Many years ago the state adopted what some call the Sunshine Law: the Michigan Freedom of Information Act. The Act is intended to make information about government more accessible to the public, with certain exceptions. Much of the litigation over the Act involves these exceptions.
Michigan’s Court of Appeals, in a case involving Delta College, recently provided some insight on the scope of the attorney-client privilege exception and the nuts and bolts of denying a request for records under the Act.
Most people understand that communications with their attorney are privileged. However, this privilege is not carte blanche. The Court affirmed that communications (whether verbal or by e-mail, text or in writing) are privileged only if for purposes of obtaining legal advice. When asserting the privilege, the client or attorney must demonstrate that the communication involved the pursuit of legal advice.

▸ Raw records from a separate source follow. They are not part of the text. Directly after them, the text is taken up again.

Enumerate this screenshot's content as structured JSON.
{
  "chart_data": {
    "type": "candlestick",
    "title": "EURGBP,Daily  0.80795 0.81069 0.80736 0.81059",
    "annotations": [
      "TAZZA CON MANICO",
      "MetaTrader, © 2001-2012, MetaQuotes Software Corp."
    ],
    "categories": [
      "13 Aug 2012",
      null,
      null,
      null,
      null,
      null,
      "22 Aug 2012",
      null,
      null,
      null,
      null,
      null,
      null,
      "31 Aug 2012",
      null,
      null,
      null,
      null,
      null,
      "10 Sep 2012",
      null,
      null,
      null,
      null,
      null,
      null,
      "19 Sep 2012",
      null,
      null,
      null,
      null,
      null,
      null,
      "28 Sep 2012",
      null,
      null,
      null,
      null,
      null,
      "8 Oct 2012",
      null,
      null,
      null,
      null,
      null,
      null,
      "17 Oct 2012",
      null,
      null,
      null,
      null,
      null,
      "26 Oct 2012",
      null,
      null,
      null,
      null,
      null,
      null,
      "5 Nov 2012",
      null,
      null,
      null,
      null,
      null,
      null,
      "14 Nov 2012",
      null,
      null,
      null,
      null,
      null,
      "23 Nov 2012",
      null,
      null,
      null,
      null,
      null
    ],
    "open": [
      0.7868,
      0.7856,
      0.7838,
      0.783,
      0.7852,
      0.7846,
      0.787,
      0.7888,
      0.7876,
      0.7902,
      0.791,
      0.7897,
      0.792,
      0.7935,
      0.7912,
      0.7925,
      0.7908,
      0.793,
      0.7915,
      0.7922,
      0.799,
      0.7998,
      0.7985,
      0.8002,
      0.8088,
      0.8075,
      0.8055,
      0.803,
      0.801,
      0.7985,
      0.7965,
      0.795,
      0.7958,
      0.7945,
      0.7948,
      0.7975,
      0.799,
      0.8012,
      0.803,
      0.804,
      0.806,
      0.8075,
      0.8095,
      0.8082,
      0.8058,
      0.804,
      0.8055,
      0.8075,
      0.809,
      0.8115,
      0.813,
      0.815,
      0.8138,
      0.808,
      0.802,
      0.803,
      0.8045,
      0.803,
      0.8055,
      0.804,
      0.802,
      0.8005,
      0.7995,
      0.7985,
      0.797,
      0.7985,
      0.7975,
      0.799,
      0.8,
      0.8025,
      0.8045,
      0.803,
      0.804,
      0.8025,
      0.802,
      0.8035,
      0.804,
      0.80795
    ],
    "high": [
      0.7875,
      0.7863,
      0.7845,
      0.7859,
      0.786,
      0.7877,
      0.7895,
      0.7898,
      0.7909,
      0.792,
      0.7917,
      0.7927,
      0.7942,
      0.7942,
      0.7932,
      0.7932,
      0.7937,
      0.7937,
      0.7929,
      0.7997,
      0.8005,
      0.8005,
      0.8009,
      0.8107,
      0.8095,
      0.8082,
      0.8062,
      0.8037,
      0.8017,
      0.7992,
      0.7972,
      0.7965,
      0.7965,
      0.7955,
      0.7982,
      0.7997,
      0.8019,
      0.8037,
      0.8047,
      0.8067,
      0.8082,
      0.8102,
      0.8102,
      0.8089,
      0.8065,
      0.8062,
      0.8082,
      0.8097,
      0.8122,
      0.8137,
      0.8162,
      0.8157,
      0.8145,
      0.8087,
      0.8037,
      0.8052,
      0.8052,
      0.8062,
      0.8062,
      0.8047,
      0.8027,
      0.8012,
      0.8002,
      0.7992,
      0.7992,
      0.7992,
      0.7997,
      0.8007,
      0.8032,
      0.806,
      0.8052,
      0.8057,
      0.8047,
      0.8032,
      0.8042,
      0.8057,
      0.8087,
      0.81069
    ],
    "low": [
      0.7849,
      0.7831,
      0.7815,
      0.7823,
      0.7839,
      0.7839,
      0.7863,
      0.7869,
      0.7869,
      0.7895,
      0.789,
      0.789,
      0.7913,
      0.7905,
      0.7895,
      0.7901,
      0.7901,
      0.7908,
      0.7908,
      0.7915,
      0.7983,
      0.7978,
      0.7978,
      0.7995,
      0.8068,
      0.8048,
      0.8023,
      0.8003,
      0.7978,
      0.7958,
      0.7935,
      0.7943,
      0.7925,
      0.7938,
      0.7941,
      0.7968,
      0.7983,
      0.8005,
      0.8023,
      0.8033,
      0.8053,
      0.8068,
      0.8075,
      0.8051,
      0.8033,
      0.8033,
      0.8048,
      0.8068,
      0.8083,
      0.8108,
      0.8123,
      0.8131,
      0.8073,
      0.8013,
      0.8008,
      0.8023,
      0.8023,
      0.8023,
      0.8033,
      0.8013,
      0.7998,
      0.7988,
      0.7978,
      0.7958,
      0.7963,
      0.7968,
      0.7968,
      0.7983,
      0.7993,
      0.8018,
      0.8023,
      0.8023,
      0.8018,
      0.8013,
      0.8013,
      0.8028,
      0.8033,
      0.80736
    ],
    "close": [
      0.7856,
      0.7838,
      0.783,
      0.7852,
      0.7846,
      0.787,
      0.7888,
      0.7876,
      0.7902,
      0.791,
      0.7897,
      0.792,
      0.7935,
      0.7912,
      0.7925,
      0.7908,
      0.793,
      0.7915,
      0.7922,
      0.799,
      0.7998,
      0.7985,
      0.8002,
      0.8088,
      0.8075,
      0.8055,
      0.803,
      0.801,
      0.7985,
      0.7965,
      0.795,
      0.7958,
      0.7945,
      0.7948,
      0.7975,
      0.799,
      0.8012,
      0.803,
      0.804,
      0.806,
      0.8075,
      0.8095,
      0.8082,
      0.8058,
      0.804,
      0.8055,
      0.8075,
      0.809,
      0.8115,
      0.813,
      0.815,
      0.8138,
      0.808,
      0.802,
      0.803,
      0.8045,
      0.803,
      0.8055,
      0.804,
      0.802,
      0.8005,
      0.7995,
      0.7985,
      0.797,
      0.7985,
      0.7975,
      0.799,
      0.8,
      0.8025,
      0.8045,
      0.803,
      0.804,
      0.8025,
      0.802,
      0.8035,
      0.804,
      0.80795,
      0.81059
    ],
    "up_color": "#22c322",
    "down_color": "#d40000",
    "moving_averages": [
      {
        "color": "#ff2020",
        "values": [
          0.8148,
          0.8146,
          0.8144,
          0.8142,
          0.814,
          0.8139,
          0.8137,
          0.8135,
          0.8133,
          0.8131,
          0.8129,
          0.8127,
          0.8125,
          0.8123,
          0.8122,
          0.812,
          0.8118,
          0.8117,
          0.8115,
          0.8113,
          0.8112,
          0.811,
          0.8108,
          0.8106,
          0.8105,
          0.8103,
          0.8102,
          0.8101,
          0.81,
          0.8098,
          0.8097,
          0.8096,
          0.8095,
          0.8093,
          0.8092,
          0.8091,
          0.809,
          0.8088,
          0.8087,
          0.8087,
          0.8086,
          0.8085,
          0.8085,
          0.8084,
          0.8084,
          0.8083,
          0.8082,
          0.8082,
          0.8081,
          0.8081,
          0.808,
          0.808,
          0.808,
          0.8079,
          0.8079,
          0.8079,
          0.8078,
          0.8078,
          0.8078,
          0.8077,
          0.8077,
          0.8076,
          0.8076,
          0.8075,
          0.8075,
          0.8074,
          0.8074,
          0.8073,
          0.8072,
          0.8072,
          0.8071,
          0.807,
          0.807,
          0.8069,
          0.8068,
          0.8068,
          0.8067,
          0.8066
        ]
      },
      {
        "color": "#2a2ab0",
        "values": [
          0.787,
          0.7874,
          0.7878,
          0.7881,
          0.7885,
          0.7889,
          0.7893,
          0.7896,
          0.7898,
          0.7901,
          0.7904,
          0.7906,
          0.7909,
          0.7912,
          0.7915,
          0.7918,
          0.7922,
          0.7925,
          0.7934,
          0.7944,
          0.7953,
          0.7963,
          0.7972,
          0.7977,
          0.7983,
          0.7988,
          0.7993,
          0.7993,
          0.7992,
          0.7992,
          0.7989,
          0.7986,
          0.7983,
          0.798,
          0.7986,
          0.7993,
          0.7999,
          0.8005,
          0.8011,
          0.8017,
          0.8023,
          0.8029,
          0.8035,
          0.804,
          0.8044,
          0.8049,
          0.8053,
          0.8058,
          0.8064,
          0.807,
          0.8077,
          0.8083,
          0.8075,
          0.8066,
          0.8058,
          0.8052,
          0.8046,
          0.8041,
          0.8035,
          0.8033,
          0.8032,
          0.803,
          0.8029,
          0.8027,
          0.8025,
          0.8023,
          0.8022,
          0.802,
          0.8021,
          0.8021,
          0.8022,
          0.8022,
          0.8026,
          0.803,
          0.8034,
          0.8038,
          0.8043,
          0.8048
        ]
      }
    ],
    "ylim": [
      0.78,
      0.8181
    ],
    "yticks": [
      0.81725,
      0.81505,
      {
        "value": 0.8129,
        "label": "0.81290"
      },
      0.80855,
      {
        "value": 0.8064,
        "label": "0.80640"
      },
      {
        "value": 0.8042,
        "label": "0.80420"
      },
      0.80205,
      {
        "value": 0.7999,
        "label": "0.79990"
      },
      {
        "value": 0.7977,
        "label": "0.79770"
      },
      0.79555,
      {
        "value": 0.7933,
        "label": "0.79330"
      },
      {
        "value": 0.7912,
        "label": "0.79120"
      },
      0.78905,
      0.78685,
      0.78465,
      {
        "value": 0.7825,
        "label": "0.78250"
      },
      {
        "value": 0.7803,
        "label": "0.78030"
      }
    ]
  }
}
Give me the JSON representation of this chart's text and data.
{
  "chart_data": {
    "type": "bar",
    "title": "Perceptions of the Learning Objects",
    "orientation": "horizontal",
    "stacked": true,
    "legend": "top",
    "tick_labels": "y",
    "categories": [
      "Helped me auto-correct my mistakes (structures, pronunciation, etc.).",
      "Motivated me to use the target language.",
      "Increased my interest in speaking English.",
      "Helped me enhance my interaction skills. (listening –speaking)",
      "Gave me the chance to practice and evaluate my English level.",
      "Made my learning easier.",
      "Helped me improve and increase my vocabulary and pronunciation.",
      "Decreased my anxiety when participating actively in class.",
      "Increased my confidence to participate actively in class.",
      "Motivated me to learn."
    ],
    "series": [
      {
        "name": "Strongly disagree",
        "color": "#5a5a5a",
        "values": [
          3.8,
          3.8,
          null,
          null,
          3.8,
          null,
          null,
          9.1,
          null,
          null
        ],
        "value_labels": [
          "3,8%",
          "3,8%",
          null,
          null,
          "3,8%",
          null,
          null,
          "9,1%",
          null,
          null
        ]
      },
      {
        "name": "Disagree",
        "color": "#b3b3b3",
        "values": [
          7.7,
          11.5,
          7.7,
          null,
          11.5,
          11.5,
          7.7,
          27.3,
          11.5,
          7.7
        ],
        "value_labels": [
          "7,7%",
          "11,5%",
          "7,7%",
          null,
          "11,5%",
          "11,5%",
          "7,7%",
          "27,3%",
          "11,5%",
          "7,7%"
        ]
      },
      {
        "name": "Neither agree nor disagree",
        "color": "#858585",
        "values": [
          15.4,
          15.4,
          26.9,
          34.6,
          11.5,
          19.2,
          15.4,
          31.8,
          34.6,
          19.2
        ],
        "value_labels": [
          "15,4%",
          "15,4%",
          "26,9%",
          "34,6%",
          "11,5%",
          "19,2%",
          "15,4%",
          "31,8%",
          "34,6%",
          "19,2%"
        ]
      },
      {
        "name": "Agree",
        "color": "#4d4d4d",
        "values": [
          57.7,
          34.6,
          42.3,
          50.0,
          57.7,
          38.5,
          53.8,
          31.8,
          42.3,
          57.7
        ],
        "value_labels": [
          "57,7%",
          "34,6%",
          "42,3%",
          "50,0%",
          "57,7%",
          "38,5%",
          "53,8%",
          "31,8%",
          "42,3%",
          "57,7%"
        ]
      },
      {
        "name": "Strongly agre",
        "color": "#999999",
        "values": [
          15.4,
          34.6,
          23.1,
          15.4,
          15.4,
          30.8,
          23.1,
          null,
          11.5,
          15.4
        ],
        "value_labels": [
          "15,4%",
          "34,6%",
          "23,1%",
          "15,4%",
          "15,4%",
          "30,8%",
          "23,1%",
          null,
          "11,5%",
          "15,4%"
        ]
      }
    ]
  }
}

As to denials under the Act, the Court also noted that a public body cannot refuse to produce records merely by reciting the language from the statute. Whatever the exemption, the denial must assert both the basis for the exemption and describe the records that are being withheld. The Act also requires that the denial describe appeal rights.
In the Delta College case, the College did not describe the records that it withheld. The denial notice also inaccurately described appeal rights. The Court ruled that these were violations of the Act, even if the records would have been properly exempt.
The end result in the Delta College case is worth noting as well. Not only did the Court of Appeals send the case back to the trial court to re-examine certain issues, it also sent the case back to award attorney fees against the College.
Thus, this case reaffirms that a local government must assert exemptions with caution.